Orrin Hatch

WASHINGTON — The Supreme Court ruled Monday that leading someone to believe you have child pornography to show or exchange is a federal crime, brushing aside concerns that the law could apply to mainstream movies that depict adolescent sex, classic literature or even innocent e-mails that describe pictures of grandchildren.

The court, in a 7-2 decision, upheld that the Prosecutorial Remedies and Other Tools to end the Exploitation of Children Today or PROTECT Act, which Sen. Orrin Hatch, R-Utah, pushed in 2003, is constitutional.

"The First Amendment is not an altar on which we must sacrifice our children, and Congress must be as relentless in protecting children as are those who would exploit them," Hatch said. "With the PROTECT Act, Congress followed the Supreme Court's guidance and focused on speech that feeds the consumption of child pornography and the exploitation of children. I'm pleased the Supreme Court has now validated this important step in the ongoing effort to protect our children and grandchildren from the monstrous evil perpetrated by pornographers."

Joan Bertin, executive director of the National Coalition Against Censorship, said Justice Antonin Scalia's narrow reading of the law in his majority opinion should result in "considerably less damage than it might otherwise have done." But Bertin said aggressive prosecutors still could try to punish people for innocent activity and put them "through a terrible ordeal."

The ruling also upheld part of the law that prohibits possession of child pornography. It replaced an earlier law the court had struck down as unconstitutional.

The new law sets a five-year mandatory prison term for promoting, or

pandering, child pornography. It does not require that someone actually possesses child pornography.

Hatch, former chairman of the Senate Judiciary Committee, has joined Sen. Arlen Specter, R-Pa., and Joseph Biden, D-Del., in introducing the Child Protection Improvement Act of 2008, which would make the pilot program created by the PROTECT Act that allows youth-service organizations to run FBI background checks on prospective volunteers permanent.

"There have been some tragic cases of volunteers who were really wolves in sheep's clothing — criminals who exploited youth organizations to perpetrate crimes on children," Hatch said. "So we need robust laws that will weed these prospective volunteers out before, not after, they harm children."

Opponents have said the law upheld Monday by the court could apply to movies like "Traffic" or "Titanic" that depict adolescent sex or the marketing of other material that may not be pornography.
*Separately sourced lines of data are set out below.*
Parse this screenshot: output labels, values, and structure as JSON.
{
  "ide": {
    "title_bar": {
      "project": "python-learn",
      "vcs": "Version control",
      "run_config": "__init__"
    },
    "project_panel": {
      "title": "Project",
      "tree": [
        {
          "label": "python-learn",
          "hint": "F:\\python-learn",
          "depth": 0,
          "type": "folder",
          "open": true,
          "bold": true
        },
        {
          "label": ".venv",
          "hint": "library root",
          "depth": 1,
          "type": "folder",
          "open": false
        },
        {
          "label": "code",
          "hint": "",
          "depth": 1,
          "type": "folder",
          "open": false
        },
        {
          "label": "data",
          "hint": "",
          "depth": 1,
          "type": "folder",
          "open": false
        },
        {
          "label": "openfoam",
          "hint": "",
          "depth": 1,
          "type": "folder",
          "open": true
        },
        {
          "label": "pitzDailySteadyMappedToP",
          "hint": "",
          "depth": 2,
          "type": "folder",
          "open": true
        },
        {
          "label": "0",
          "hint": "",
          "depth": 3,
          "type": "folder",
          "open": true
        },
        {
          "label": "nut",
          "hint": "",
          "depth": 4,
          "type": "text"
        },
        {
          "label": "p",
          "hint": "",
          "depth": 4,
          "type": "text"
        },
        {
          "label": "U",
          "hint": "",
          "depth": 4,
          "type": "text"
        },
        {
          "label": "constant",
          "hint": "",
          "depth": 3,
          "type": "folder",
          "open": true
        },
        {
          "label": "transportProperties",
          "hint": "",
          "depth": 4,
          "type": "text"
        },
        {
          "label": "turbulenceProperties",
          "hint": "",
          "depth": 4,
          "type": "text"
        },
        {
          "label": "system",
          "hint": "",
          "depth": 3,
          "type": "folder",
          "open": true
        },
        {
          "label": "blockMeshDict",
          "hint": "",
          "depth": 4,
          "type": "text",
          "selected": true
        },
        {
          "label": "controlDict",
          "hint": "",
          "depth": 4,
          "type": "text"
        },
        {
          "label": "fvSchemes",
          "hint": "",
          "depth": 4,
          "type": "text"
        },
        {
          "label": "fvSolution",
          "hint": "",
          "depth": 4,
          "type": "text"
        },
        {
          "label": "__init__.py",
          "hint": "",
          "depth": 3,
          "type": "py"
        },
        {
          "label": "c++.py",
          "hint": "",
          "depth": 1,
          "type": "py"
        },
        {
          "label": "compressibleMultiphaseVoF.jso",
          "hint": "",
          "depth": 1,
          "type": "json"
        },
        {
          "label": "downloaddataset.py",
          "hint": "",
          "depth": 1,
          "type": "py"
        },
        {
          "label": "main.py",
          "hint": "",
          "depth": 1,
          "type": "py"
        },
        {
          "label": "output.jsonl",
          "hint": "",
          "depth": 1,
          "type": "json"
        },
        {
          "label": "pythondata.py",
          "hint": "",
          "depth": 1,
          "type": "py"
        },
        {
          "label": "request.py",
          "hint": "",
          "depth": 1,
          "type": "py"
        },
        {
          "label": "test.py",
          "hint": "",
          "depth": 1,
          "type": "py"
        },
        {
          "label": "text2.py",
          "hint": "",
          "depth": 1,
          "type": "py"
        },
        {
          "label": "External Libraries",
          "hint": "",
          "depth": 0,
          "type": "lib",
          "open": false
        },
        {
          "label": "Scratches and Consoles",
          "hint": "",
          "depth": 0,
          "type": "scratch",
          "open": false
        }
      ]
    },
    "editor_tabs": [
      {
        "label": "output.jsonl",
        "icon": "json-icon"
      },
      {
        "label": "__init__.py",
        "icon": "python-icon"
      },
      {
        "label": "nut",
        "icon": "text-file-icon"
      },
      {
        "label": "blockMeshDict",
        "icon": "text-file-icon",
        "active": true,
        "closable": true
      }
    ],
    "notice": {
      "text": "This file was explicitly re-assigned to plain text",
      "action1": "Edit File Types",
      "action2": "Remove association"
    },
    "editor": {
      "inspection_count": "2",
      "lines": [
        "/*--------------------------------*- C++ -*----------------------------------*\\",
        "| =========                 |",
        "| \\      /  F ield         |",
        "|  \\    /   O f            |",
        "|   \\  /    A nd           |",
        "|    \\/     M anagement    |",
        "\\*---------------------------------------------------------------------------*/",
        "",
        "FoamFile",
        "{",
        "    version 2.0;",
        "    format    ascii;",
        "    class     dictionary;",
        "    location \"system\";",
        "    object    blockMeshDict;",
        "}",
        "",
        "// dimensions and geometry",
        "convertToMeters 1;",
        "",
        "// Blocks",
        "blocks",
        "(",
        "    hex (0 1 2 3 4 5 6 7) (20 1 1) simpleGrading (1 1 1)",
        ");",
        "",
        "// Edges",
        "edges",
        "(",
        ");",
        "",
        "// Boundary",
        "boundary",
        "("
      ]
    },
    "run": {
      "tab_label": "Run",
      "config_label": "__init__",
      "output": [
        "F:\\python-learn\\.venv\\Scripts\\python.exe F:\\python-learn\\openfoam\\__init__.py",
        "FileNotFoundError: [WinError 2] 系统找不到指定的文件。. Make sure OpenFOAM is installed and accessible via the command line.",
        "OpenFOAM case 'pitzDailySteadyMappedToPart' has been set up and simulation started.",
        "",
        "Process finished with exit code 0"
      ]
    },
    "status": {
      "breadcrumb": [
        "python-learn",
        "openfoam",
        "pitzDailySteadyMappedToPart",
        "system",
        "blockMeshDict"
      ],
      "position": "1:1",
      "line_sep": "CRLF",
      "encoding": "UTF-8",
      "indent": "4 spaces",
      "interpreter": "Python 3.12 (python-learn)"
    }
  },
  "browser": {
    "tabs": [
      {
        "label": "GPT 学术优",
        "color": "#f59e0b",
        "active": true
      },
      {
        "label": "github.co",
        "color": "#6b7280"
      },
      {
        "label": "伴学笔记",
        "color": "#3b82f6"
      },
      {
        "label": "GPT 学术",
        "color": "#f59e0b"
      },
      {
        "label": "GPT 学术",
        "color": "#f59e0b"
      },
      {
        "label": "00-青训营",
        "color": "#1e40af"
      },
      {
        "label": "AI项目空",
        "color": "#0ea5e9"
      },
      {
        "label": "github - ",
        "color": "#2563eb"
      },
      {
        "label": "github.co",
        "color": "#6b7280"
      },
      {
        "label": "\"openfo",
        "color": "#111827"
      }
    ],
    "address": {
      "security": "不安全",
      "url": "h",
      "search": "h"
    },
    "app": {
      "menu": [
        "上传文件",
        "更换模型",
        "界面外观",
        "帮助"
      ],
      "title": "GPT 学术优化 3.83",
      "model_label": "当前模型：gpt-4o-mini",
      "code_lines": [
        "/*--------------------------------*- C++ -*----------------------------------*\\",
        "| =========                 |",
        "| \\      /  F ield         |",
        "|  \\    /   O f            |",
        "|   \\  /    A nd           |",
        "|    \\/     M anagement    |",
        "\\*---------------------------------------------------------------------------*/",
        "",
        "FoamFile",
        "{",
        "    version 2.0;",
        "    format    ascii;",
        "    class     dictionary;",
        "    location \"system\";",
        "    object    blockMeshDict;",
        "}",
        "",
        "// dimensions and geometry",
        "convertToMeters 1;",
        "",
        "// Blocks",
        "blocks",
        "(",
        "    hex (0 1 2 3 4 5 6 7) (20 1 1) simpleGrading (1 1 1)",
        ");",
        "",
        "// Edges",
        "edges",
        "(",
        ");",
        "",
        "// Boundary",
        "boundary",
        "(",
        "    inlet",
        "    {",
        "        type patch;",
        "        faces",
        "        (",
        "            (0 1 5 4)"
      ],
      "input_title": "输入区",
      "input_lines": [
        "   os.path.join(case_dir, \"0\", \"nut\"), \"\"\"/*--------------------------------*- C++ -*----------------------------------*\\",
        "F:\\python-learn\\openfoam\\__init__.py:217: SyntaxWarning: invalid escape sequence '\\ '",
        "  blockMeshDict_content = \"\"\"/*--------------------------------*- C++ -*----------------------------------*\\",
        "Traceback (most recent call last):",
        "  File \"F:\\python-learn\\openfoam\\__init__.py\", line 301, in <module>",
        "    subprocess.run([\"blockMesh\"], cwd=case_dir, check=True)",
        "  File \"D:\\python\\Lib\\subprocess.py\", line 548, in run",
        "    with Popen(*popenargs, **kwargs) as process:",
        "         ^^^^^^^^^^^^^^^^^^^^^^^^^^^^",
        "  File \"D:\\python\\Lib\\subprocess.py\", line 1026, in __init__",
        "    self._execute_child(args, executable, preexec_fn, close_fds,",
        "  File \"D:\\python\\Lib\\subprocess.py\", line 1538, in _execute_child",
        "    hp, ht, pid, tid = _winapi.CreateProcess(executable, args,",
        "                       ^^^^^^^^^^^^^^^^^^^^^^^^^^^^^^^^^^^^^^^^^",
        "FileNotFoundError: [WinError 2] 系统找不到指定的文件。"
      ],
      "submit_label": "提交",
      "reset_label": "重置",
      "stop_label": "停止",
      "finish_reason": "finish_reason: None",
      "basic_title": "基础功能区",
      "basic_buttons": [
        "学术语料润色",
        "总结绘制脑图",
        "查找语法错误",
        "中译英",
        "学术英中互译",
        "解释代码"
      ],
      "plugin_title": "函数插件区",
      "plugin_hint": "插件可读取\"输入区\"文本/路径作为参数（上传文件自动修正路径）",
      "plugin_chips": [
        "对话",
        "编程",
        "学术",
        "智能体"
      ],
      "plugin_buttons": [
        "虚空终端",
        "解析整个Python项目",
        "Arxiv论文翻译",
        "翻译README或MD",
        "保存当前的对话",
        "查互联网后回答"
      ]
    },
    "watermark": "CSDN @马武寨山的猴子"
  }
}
Scalia, in his opinion for the court, said the law takes a reasonable approach to the issue by applying it to situations where the purveyor of the material believes or wants a listener to believe that he has actual child pornography.

First Amendment protections do not apply to "offers to provide or requests to obtain child pornography," Scalia said.

Likewise, he said, the law does not cover "the sorts of sex scenes found in R-rated movies."

Justice David Souter, joined by Justice Ruth Bader Ginsburg, dissented. Souter said promotion of images that are not real children engaging in pornography still could be the basis for prosecution under the law. Possession of those images, on the other hand, may not be prosecuted, he said.

"I believe that maintaining the First Amendment protection of expression we have previously held to cover fake child pornography requires a limit to the law's criminalization of pandering proposals," Souter said.

Scalia said the law would not apply to a situation in which both sender and recipient were talking about virtual images, not real pictures.

Jay Sekulow, a conservative public interest lawyer who filed a brief on behalf of members of Congress in favor of the law, said the decision reflects the importance of trying to cut down on child pornography on the Internet.

"The court understood, perhaps for the first time, how difficult and troubling the proliferation of online pornography is," said Sekulow, of the American Center for Law and Justice.

The case came to the Supreme Court after the 11th U.S. Circuit of Appeals struck down the provision in the 2003 law. The Atlanta-based court said it makes a crime out of merely talking about illegal images or possessing innocent material that someone else might believe was pornographic.

In the appeals court's view, the law could apply to an e-mail sent by a grandparent and entitled "Good pics of kids in bed," showing grandchildren dressed in pajamas.

But Scalia said the appeals court interpretation was unreasonable. "The prosecutions would be thrown out at the threshold," he said.

In 2002, the court struck down key provisions of a 1996 child pornography law because they called into question legitimate educational, scientific or artistic depictions of youthful sex.

Congress responded the next year with the PROTECT Act, which contains the provision that was challenged in the current case.

Authorities arrested Michael Williams in an undercover operation aimed at fighting child exploitation on the Internet. A Secret Service agent engaged Williams in an Internet chat room, where they swapped non-pornographic photographs. Williams advertised himself as "Dad of toddler has 'good' pics of her an me for swap of your toddler pics, or live cam."

After the initial photo exchange, Williams allegedly posted seven images of actual minors engaging in sexually explicit conduct. Agents who executed a search warrant found 22 child pornography images on Williams' home computer.

Williams also was convicted of possession of child pornography. That conviction, and the resulting five-year prison term, was not challenged.

The case is U.S. v. Williams, 06-694.